Vielleicht können wir in Erinnerung an diese Heilige Nacht uns auf das friedliche Beisammensein von Menschen (und/oder Tieren) konzentrieren und für die schönen Dinge dankbar sein, die im vergangenen Jahr passiert sind. Ob ich selbst diesem Ansatz jemals gerecht werden kann, steht in den Sternen. Den Abendsternen. Aber wenn das meine neuen Anforderungen an die Feiertage werden, stehen die Chancen wesentlich besser dem Projektziel nahe zu kommen. Nun muss ich diese frohe Botschaft nur noch unter die Leute bringen, damit auch alle beteiligten Stakeholder über die Änderung der Weihnachtsanforderungen im Bilde sind. Ich hoffe, dass meine wenig agile Familie sich damit anfreunden kann, dass es in diesem Jahr keinen Weihnachtsbaum, sondern nur einen Weihnachtsstrauß, keine Wagenladung Geschenke, sondern nur etwas Selbstgebackenes und kein abendfüllendes Entertainment, sondern nur unaufgeregtes Beisammensitzen gibt. Allein der Gedanke an diese neue Einstellung zum Weihnachtswahnsinn lässt meine Nackenmuskulatur deutlich lockerer werden und so etwas wie Vorfreude entstehen.

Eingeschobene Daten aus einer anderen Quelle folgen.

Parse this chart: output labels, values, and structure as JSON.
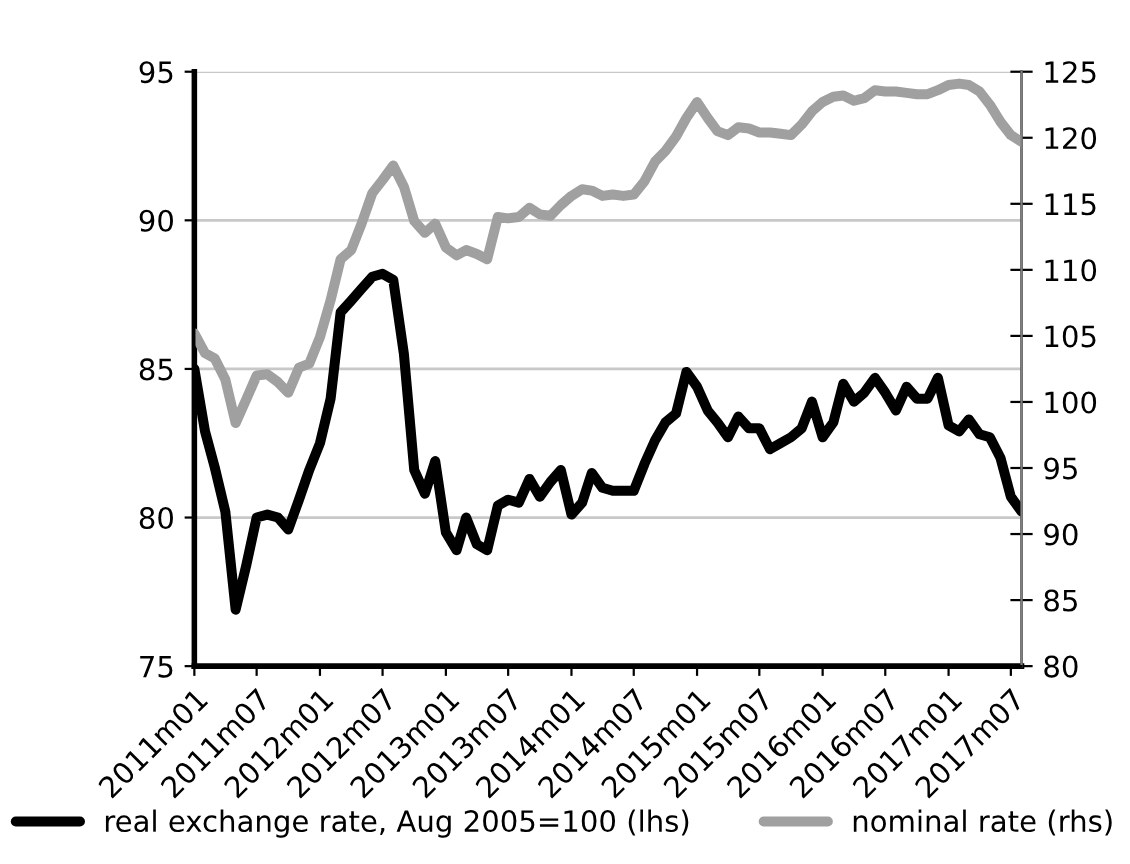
{
  "chart_data": {
    "type": "line",
    "x": [
      "2011-01",
      "2011-02",
      "2011-03",
      "2011-04",
      "2011-05",
      "2011-06",
      "2011-07",
      "2011-08",
      "2011-09",
      "2011-10",
      "2011-11",
      "2011-12",
      "2012-01",
      "2012-02",
      "2012-03",
      "2012-04",
      "2012-05",
      "2012-06",
      "2012-07",
      "2012-08",
      "2012-09",
      "2012-10",
      "2012-11",
      "2012-12",
      "2013-01",
      "2013-02",
      "2013-03",
      "2013-04",
      "2013-05",
      "2013-06",
      "2013-07",
      "2013-08",
      "2013-09",
      "2013-10",
      "2013-11",
      "2013-12",
      "2014-01",
      "2014-02",
      "2014-03",
      "2014-04",
      "2014-05",
      "2014-06",
      "2014-07",
      "2014-08",
      "2014-09",
      "2014-10",
      "2014-11",
      "2014-12",
      "2015-01",
      "2015-02",
      "2015-03",
      "2015-04",
      "2015-05",
      "2015-06",
      "2015-07",
      "2015-08",
      "2015-09",
      "2015-10",
      "2015-11",
      "2015-12",
      "2016-01",
      "2016-02",
      "2016-03",
      "2016-04",
      "2016-05",
      "2016-06",
      "2016-07",
      "2016-08",
      "2016-09",
      "2016-10",
      "2016-11",
      "2016-12",
      "2017-01",
      "2017-02",
      "2017-03",
      "2017-04",
      "2017-05",
      "2017-06",
      "2017-07",
      "2017-08"
    ],
    "series": [
      {
        "name": "real exchange rate, Aug 2005=100 (lhs)",
        "color": "#000000",
        "values": [
          85.0,
          82.9,
          81.7,
          80.2,
          76.9,
          78.4,
          80.0,
          80.1,
          80.0,
          79.6,
          80.6,
          81.6,
          82.5,
          84.0,
          86.9,
          87.3,
          87.7,
          88.1,
          88.2,
          88.0,
          85.5,
          81.6,
          80.8,
          81.9,
          79.5,
          78.9,
          80.0,
          79.1,
          78.9,
          80.4,
          80.6,
          80.5,
          81.3,
          80.7,
          81.2,
          81.6,
          80.1,
          80.5,
          81.5,
          81.0,
          80.9,
          80.9,
          80.9,
          81.8,
          82.6,
          83.2,
          83.5,
          84.9,
          84.4,
          83.6,
          83.2,
          82.7,
          83.4,
          83.0,
          83.0,
          82.3,
          82.5,
          82.7,
          83.0,
          83.9,
          82.7,
          83.2,
          84.5,
          83.9,
          84.2,
          84.7,
          84.2,
          83.6,
          84.4,
          84.0,
          84.0,
          84.7,
          83.1,
          82.9,
          83.3,
          82.8,
          82.7,
          82.0,
          80.7,
          80.2
        ]
      },
      {
        "name": "nominal rate (rhs)",
        "color": "#a0a0a0",
        "axis": "y2",
        "values": [
          105.2,
          103.7,
          103.3,
          101.7,
          98.4,
          100.2,
          102.0,
          102.1,
          101.5,
          100.7,
          102.6,
          102.9,
          104.9,
          107.7,
          110.8,
          111.5,
          113.5,
          115.8,
          116.8,
          117.9,
          116.3,
          113.7,
          112.8,
          113.5,
          111.7,
          111.1,
          111.5,
          111.2,
          110.8,
          114.0,
          113.9,
          114.0,
          114.7,
          114.2,
          114.1,
          114.9,
          115.6,
          116.1,
          116.0,
          115.6,
          115.7,
          115.6,
          115.7,
          116.7,
          118.2,
          119.0,
          120.1,
          121.5,
          122.7,
          121.5,
          120.5,
          120.2,
          120.8,
          120.7,
          120.4,
          120.4,
          120.3,
          120.2,
          121.0,
          122.0,
          122.7,
          123.1,
          123.2,
          122.8,
          123.0,
          123.6,
          123.5,
          123.5,
          123.4,
          123.3,
          123.3,
          123.6,
          124.0,
          124.1,
          124.0,
          123.5,
          122.5,
          121.2,
          120.2,
          119.7
        ]
      }
    ],
    "xlim": [
      "2011-01",
      "2017-08"
    ],
    "xticks": [
      {
        "value": "2011-01",
        "label": "2011m01"
      },
      {
        "value": "2011-07",
        "label": "2011m07"
      },
      {
        "value": "2012-01",
        "label": "2012m01"
      },
      {
        "value": "2012-07",
        "label": "2012m07"
      },
      {
        "value": "2013-01",
        "label": "2013m01"
      },
      {
        "value": "2013-07",
        "label": "2013m07"
      },
      {
        "value": "2014-01",
        "label": "2014m01"
      },
      {
        "value": "2014-07",
        "label": "2014m07"
      },
      {
        "value": "2015-01",
        "label": "2015m01"
      },
      {
        "value": "2015-07",
        "label": "2015m07"
      },
      {
        "value": "2016-01",
        "label": "2016m01"
      },
      {
        "value": "2016-07",
        "label": "2016m07"
      },
      {
        "value": "2017-01",
        "label": "2017m01"
      },
      {
        "value": "2017-07",
        "label": "2017m07"
      }
    ],
    "ylim": [
      75,
      95
    ],
    "yticks": [
      75,
      80,
      85,
      90,
      95
    ],
    "y2lim": [
      80,
      125
    ],
    "y2ticks": [
      80,
      85,
      90,
      95,
      100,
      105,
      110,
      115,
      120,
      125
    ],
    "grid": "y",
    "legend": "bottom",
    "marker": "none",
    "line_style": "solid"
  }
}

Es ist ja schließlich auch mein Weihnachten; also müssen doch meine Anforderungen mindestens in gleichem Maße gewichtet werden, wenn nicht sogar darüber hinaus. Sollte es noch andere geben, die wie ich bisher im Dezember in den Weihnachtsblues verfallen sind, kann ich ihnen nur empfehlen, ihre Projektziele einmal genau zu überprüfen und insbesondere die entsprechend vorhandenen Ressourcen. Man muss kein Scrum Master sein, um kurzfristig Änderungen festzulegen und zu kommunizieren. Mit den richtigen Argumenten kann man die Stimmung im Team bestimmt im positiven Bereich halten. Allein das Herunterbrechen auf kleine, einfache aber wichtige Anforderungen macht das ganze Projekt überschaubarer und entspannter. Und wer ist nicht ein glücklicher Projektleiter, wenn es am Ende heißt: „Frohe Weihnachten“.